A short overview of the novel is as follows: the children meet three strange, witch-like women named Mrs. Whatsit, Mrs. Who, and Mrs. Which, who are all actually beings that are billions of years old and apparently from another galaxy or universe. There isn't much hard science in this novel but several vaguely scientific explanations are given throughout the novel, thus distinguishing it from fantasy. Once such scientific explanation comes as the children somehow "wrinkle time", or "tesser" across space-time to a place were Meg and Charles' father is held prisoner, as he has been missing for quite a while when the novel opens.
This planet is a dystopian, clockwork-like place, in which all the people are like robots --all the kids walk out their identical front doors simultaneously every single day and bounce their balls once, and then simultaneously go back into their houses. All of daily life is conducted on this planet in the same mindless, controlled way, without any thought or feeling. And so, Meg, Calvin, and Charles go to rescue Meg and Charles' father with the help of the three old women, from a malevolent intelligence called It which controls this planet, and is keeping Meg and Charles' father under its control.
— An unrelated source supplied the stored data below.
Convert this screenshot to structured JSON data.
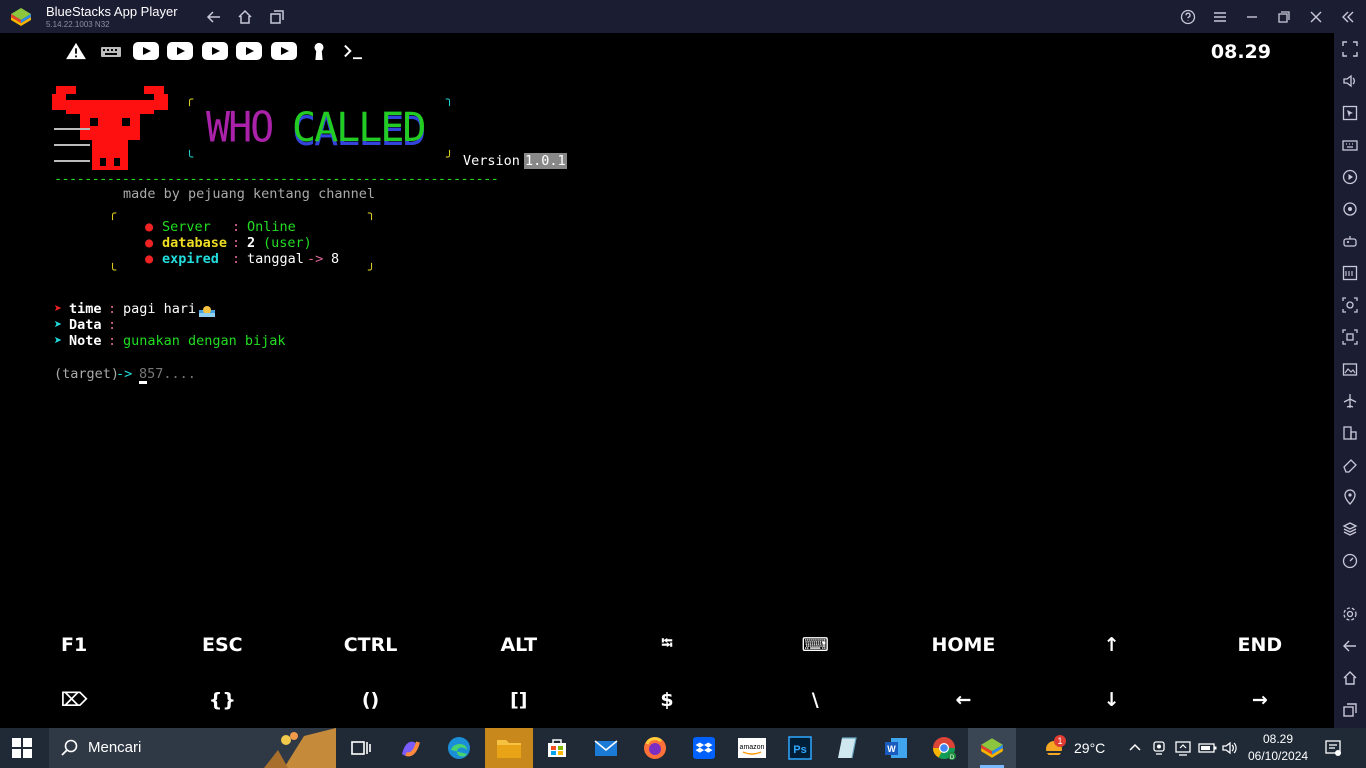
{
  "window": {
    "title": "BlueStacks App Player",
    "version": "5.14.22.1003 N32"
  },
  "statusbar": {
    "time": "08.29",
    "icons": [
      "warning-icon",
      "keyboard-icon",
      "youtube-icon",
      "youtube-icon",
      "youtube-icon",
      "youtube-icon",
      "youtube-icon",
      "keyhole-icon",
      "terminal-icon"
    ]
  },
  "terminal": {
    "banner_left": "WHO",
    "banner_right": "CALLED",
    "version_label": "Version",
    "version_value": "1.0.1",
    "divider": "-----------------------------------------------------------",
    "credit": "made by pejuang kentang channel",
    "server_label": "Server",
    "server_sep": ":",
    "server_value": "Online",
    "database_label": "database",
    "database_sep": ":",
    "database_value": "2",
    "database_unit": "(user)",
    "expired_label": "expired",
    "expired_sep": ":",
    "expired_value": "tanggal",
    "expired_arrow": "->",
    "expired_num": "8",
    "time_label": "time",
    "time_value": "pagi hari",
    "data_label": "Data",
    "note_label": "Note",
    "note_value": "gunakan dengan bijak",
    "prompt_label": "(target)",
    "prompt_arrow": "->",
    "prompt_placeholder": "857....",
    "colon": ":"
  },
  "extra_keys": {
    "row1": [
      "F1",
      "ESC",
      "CTRL",
      "ALT",
      "⭾",
      "⌨",
      "HOME",
      "↑",
      "END"
    ],
    "row2": [
      "⌦",
      "{}",
      "()",
      "[]",
      "$",
      "\\",
      "←",
      "↓",
      "→"
    ]
  },
  "taskbar": {
    "search_placeholder": "Mencari",
    "weather": "29°C",
    "weather_badge": "1",
    "clock_time": "08.29",
    "clock_date": "06/10/2024"
  },
  "colors": {
    "titlebar": "#1b1d33",
    "taskbar": "#1f2a36",
    "terminal_green": "#22dd22",
    "terminal_red": "#ee2222"
  }
}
See what I mean? Not exactly kids fare... And when you get it the part in which you find out what It actually is, that is not exactly sunshine and rainbows either. There is a happy ending, though, and a potential for sequels by the novel's conclusion.
A Wrinkle in Time is a great Sci-fi read, despite the fact that it can be extremely weird and eerie. Even some of the good guys (i.e. Whatsit, Who, and especially Which) will leave the average reader a little disturbed. You should take a look if it sounds interesting, I'd recommend it --because at its core, it is actually a very good, well-executed science fiction story with many unique, clever elements. I just don't think it's your typical science fiction/fantasy book for kids.